Specific Mudra and Mantra, in combination with the movements of the tongue can send the energy up to the Third-Eye, or down to the solar and sexual sexual Chakra.

According to the placement of the tongue, the whole system of Chakric energies can be effected and worked with.


This brings us to another myth that relates to Bagalamukhi.

When we see the Goddess Bagalamukhi in pictures, she is portrayed as pulling out the tongue of a ghoulish looking little man with bulging eyes.

Madan was a Yogi who became Asuric (divided and destructive) after he gained the Siddhi (magical power) of Kechari Vidya.

This is the Siddhi of speech, often referred to as Vakk Siddhi.

Those who work with the Kechari Mudra of the tongue in very deep ways are said to get the power of speech, in the sense that what is said can become manifest.

For this reason, Kechari Mudra practitioners are careful and sometimes very reserved with speech.

Now, the Asura Madan had the power of Kechari Mudra, but his heart was eclipsed by bitterness, and so he cursed left, right and centre, causing much suffering.

The golden glowing Goddess Bagalamukhi appeared in the midst of his rampage, and stunned his eclipsed heart and pulled his tongue in the Northern direction, bringing his energies into communion with his third eye.

The upward movement of the tongue connects the sexual energies and digestive fires with the subtle energies of the third eye.

Bagalamukhi is the Goddess
who draws the gold out of the swamp
of habitual murky dwelling.

Upon her Half Waxing ritual night, Bagalamukhi emerges from the river with an exposed golden heart.

Tantrics approach Bagalamukhi with the worship of balance. In balance she bestoweth Khechari Vidya.

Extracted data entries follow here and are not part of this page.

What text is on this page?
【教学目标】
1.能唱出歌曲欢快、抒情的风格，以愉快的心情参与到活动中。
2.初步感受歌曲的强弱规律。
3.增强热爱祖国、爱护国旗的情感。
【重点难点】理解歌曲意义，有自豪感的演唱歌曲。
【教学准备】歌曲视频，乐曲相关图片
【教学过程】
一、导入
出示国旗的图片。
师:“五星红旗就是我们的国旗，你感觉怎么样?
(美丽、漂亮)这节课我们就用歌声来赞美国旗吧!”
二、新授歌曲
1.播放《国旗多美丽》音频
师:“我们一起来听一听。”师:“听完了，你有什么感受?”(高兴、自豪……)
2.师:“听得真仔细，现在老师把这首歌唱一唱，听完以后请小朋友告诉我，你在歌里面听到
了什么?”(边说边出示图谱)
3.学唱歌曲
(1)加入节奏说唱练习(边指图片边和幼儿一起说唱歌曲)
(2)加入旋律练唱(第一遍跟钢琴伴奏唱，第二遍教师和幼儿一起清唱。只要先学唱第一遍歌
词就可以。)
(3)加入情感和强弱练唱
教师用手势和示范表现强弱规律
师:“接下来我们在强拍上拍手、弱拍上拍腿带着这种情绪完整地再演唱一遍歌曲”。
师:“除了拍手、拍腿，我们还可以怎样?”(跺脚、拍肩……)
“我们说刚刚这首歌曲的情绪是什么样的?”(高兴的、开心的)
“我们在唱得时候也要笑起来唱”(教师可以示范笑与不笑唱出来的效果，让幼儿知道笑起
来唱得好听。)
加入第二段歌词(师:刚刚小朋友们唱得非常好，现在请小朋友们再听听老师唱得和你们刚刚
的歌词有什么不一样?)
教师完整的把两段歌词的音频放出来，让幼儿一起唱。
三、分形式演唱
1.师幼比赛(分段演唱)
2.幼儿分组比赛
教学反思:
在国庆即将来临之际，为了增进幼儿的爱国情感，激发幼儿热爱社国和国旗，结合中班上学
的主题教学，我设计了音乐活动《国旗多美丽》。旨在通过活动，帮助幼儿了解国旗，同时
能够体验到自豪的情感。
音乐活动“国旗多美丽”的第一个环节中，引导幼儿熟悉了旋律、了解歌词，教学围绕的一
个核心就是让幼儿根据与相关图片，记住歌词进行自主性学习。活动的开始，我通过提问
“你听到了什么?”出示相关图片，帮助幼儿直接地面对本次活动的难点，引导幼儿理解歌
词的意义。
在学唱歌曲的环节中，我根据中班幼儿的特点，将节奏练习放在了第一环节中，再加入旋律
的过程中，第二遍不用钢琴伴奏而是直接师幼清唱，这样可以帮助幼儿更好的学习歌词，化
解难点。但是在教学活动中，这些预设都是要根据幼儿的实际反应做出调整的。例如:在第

Her ritual Moon is a ritual time of working with the solar forces, as mirrored in the half-rising Moon.

Bagalamukhi ritual is very much about studying the impact of our active words.

Not only the spoken words, but also the words that resound and colour our innermost being.

Bagalamukhi bringeth the Vidya (wisdom) of the full Northern Mudra of Khechari.


Khechari Mudra
is the Northward taste of mystery,
‘Tis the practice of psychic taste
And working with the tongue.

Kechari Vidya (wisdom of Kechari) is a secret practice that is initiated upon Bagalamukhi Jayanti.

Specific Mudra and Mantra in combination with the movements of the tongue can direct the energy.

For example, a left or right movement of the tongue in combination with focus, directs the vital energy in the respective direction.

An upward placement, can send the energy up to the Third-Eye.

A downward placement sends the energy to the sexual Chakra.

A directly frontal placement connects to the solar plexus Chakra.

Particular placements of the tongue
all have their specific functions.

According to the placement of the tongue, the whole system of Chakric energies can be worked with. Bagalamukhi is the keeper of this Vidya (wisdom).


For this ritual, please have a vessel of water with a spoon of the golden spice Turmeric mixed into it.

We will be working Tantricly with creating an elixir for the Chakras.

And so upon this night’s annual ritual day of Bagalamukhi, we will attempt to approach Bagalamukhi… the paralyzingly beautiful Shakti and giver of Kechari Vidya.

This is a ritual of working with the solar forces as mirrored in the rising moon.

We will be studying the impact of both our active and inactive words.

Again, that is, both the spoken and unspoken words, and the hidden words that resound within us, and colour our innermost being.

Some of these practices of Bagalamukhi will be preliminaries to attaining the full Mudra of Kechari.

Bagalamuki Jayanti will take place under the auspices of Magha Nakshatra (lunar mansion).

This is a placement of heritage and ancestry, that facilitates the healing work with our ancestral line.

In this ritual, we will investigate the ancestral voices that have been passed along the line of ancestry, and colour the tone of tongue.

Bagalamukhi is the Goddess Shakti that can turn immovable rusted words into a liquid river of Gold.